Ibrahim grew up in Kura, Kano State Nigeria and attended the Central Primary School, Kura before moving to the Arabic Junior Secondary School, Kura. He got exposed to science in his junior secondary school days in Kura when he joined the science club, having learnt basic science in JSS1. Reading through books on integrated science, Ibrahim got inspired to understand the natural processes related to so many things, as he observed things like germination of the wheat seed, why monkeys looked like humans, how vehicles moved, and so on. Ibrahim was also deeply fascinated by the literary works of Charles Dickens, whose great expectation and tale of cities greatly influenced his formative years in understanding the significance of words in explaining the natural world.
When he started studying biochemistry, he was able to make the connection between literature and the language of life (DNA). After Ibrahim’s secondary school education in the Science Secondary School, Kafin Hausa, he pursued a degree in Biochemistry at the Bayero University, Kano (BUK), from where he graduated with a second class honours, upper degree (2:1), as the best graduating student in the year 1999. During his National Youths Service Corps (NYSC), he served as a Chemistry teacher in a public school in Abia State, Nigeria. In 2002, he started working as the pioneer staff of the Jigawa Research Institute. While working there as a research officer, he was sent for a short training in Plant Tissue Culture and Genetic Transformation, which he received in the laboratory of Prof. Francisco Campos, Department of Biochemistry and Molecular Biology, Federal University of Ceará, Fortaleza, Brazil.

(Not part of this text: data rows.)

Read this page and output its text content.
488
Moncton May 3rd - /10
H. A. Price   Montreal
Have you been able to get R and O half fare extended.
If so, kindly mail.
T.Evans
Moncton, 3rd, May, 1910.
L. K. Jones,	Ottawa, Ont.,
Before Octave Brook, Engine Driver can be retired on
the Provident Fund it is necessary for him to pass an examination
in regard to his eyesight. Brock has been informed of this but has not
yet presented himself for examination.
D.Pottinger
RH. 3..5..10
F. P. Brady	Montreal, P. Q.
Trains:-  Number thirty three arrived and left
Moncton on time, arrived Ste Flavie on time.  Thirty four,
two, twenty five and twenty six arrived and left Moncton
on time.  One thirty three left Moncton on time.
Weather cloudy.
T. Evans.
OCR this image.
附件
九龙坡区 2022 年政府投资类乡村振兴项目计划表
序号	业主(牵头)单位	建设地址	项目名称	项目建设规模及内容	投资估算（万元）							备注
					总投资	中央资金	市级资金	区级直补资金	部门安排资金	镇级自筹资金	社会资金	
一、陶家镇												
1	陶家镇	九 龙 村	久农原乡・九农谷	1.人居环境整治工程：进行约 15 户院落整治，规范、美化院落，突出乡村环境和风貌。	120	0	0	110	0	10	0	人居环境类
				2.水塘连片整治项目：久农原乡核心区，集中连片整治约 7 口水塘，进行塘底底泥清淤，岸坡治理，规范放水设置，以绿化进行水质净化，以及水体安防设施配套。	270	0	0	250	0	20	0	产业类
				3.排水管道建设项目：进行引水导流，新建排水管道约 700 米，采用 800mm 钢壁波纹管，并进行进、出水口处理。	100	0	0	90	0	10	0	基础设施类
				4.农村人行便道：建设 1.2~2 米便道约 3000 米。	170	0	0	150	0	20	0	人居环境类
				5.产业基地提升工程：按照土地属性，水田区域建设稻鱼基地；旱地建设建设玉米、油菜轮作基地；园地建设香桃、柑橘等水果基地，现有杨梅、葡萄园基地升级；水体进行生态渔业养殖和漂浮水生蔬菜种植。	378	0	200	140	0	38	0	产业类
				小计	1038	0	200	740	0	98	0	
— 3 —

The training afforded Ibrahim an opportunity to, not only learn some basic techniques of plant biotechnology, but also learn the Portuguese language. With encouragement from Prof. Campos and following an examination, he was awarded a 24-month Brazilian fellowship for his MSc in Biochemistry from the Department of Biochemistry and Molecular Biology, Federal University of Ceará, Fortaleza, Brazil. He returned back to Nigeria in 2007 and took up an appointment as a lecturer at the Ahmadu Bello University, Zaria, but later went back to Brazil, where he developed his PhD thesis at the Embrapa Genetic Resources and Biotechnology’s Lab of Genetic Engineering and Applied to Tropical Agriculture with the researcher, Francisco Aragão, as an advisor while the work resulted in a new methodology to produce insect pest-resistant plants based on RNA interference technology, whose patent request was filed in 2016.